Dipercaya karena karakternya
Selain, kepribadian disiplin dan rasa cinta terhadap ilmu pengetahuan, Hatta juga seorang tokoh yang jujur. Sejak muda, ia dipercaya untuk menjadi Bendahara sejak di MULO. Ini berlanjut saat dia kembali aktif di organisasi Jong Sumatranen Bond (JSB) Padang, lagi-lagi, Hatta dipilih menjadi Bendahara. Hingga saat Ia bersekolah di Jakarta, Hatta masih dipercaya menjadi bendahara JSB Pusat. JSB juga aktif dalam penerbitan majalah. Nama Bung Hatta seakan sudah membahana seantero Belanda. Di Belanda, Hatta mengikuti perkumpulan Indische Vereniging yang berdiri pada tahun 1908. Perkumpulan ini sempat berganti nama menjadi Indonesische Vereniging dan berubah lagi menjadi Perhimpunan Indonesia (PI). Di organisasi ini, Hatta ditunjuk menjadi bendahara dan pemimpin majalah Hindia Putra terbitan Perhimpunan Indonesia.

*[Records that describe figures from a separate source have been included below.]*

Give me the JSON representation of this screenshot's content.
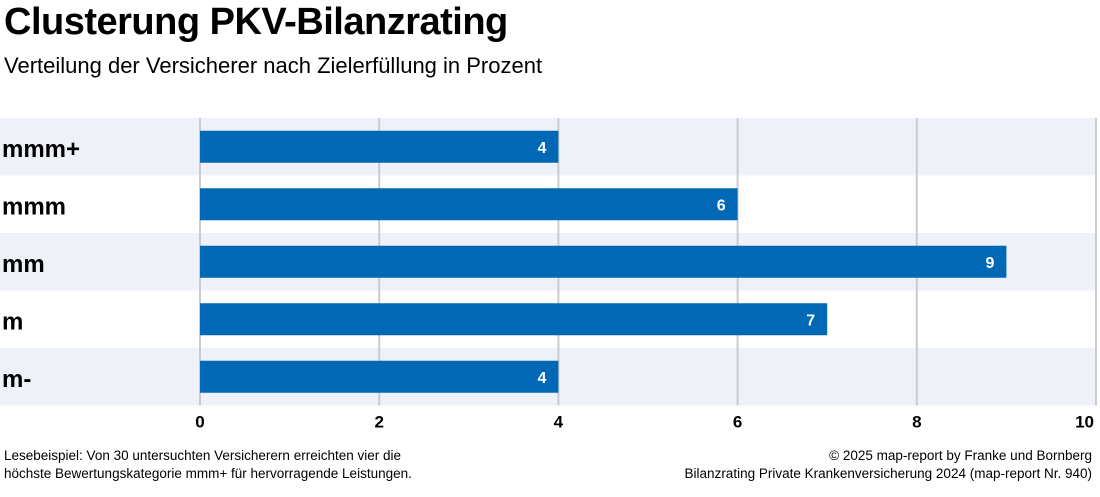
{
  "header": {
    "title": "Clusterung PKV-Bilanzrating",
    "subtitle": "Verteilung der Versicherer nach Zielerfüllung in Prozent"
  },
  "footnote": {
    "left_line1": "Lesebeispiel: Von 30 untersuchten Versicherern erreichten vier die",
    "left_line2": "höchste Bewertungskategorie mmm+ für hervorragende Leistungen.",
    "right_line1": "© 2025 map-report by Franke und Bornberg",
    "right_line2": "Bilanzrating Private Krankenversicherung 2024 (map-report Nr. 940)"
  },
  "colors": {
    "bar": "#0068b4",
    "band": "#eef1f8",
    "grid": "#c8ccd2",
    "bar_label": "#ffffff"
  },
  "chart_data": {
    "type": "bar",
    "orientation": "horizontal",
    "title": "Clusterung PKV-Bilanzrating",
    "subtitle": "Verteilung der Versicherer nach Zielerfüllung in Prozent",
    "categories": [
      "mmm+",
      "mmm",
      "mm",
      "m",
      "m-"
    ],
    "values": [
      4,
      6,
      9,
      7,
      4
    ],
    "xlim": [
      0,
      10
    ],
    "xticks": [
      0,
      2,
      4,
      6,
      8,
      10
    ],
    "xlabel": "",
    "ylabel": "",
    "grid": true,
    "data_labels": true
  }
}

Kiprahnya semakin cemerlang, pada tahun 1923, Hatta pun dipilih menjadi ketua PI hingga tahun 1931. Bisa disebut, ini merupakan awal karir politik Hatta. PI juga merupakan organisasi sosial. Di bawah kepemimpinannya, PI menjadi lebih progresif dan banyak memperhatikan perkembangan gerakan nasional yang sudah ada di Indonesia. Hatta juga sempat dituduh menjadi anggota partai terlarang oleh kerajaan Belanda dan ditahan bersama Ali Sastroamidjojo, Nazir Datuk Pamuntjak, dan Abdul Madjid Dojoadhiningrat beberapa bulan. Hingga pada 22 Maret 1928, Hatta akhirnya bebas karena tuduhan kerajaan tidak terbukti. Seusai masa tahanan ini Hatta mengundurkan diri dari PI.
Kembali ke Indonesia
Hatta kembali ke tanah air pada 1933-1934. Ia menjadi ketua Pendidikan Nasional Indonesia, dan menerbitkan majalah daulat rakyat. Ia juga pernah dipenjarakan oleh pemerintah Belanda pada tahun 1934-1935, dan pada tahun 1935-1936 Ia sempat dibuang ke Digul Irian Jaya. Jejak penahanannya cukup panjang, dari Digul, Ia dipindah ke Banda Neira dan kemudian dipindah ke Sukabumi. Hingga akhirnya Ia dibebaskan pada 9 Maret 1942. Pada November 1943, Hatta sempat akan dibuang ke Tokyo oleh pimpinan Angkatan Darat Jepang di Indonesia agar dia tidak lagi mengikuti perkembangan perpolitikan. Namun usaha itu gagal seiring dengan situasi perkembangan Perang Pasifik. Perjuangan untuk tanah air tidak berhenti, pada Mei 1945, Ia terlibat dan menjadi anggota penasehat Badan Penyelidik Usaha Persiapan Kemerdekaan Indonesia (BPUPKI). Kemudian pada 7 Agustus 1945 Ia menjadi wakil Panitia Persiapan Kemerdekaan Indonesia. Hingga pada 17 Agustus 1945, bersama dengan Soekarno, Ia menjadi Plokamator Kemerdekaan Republik Indonesia.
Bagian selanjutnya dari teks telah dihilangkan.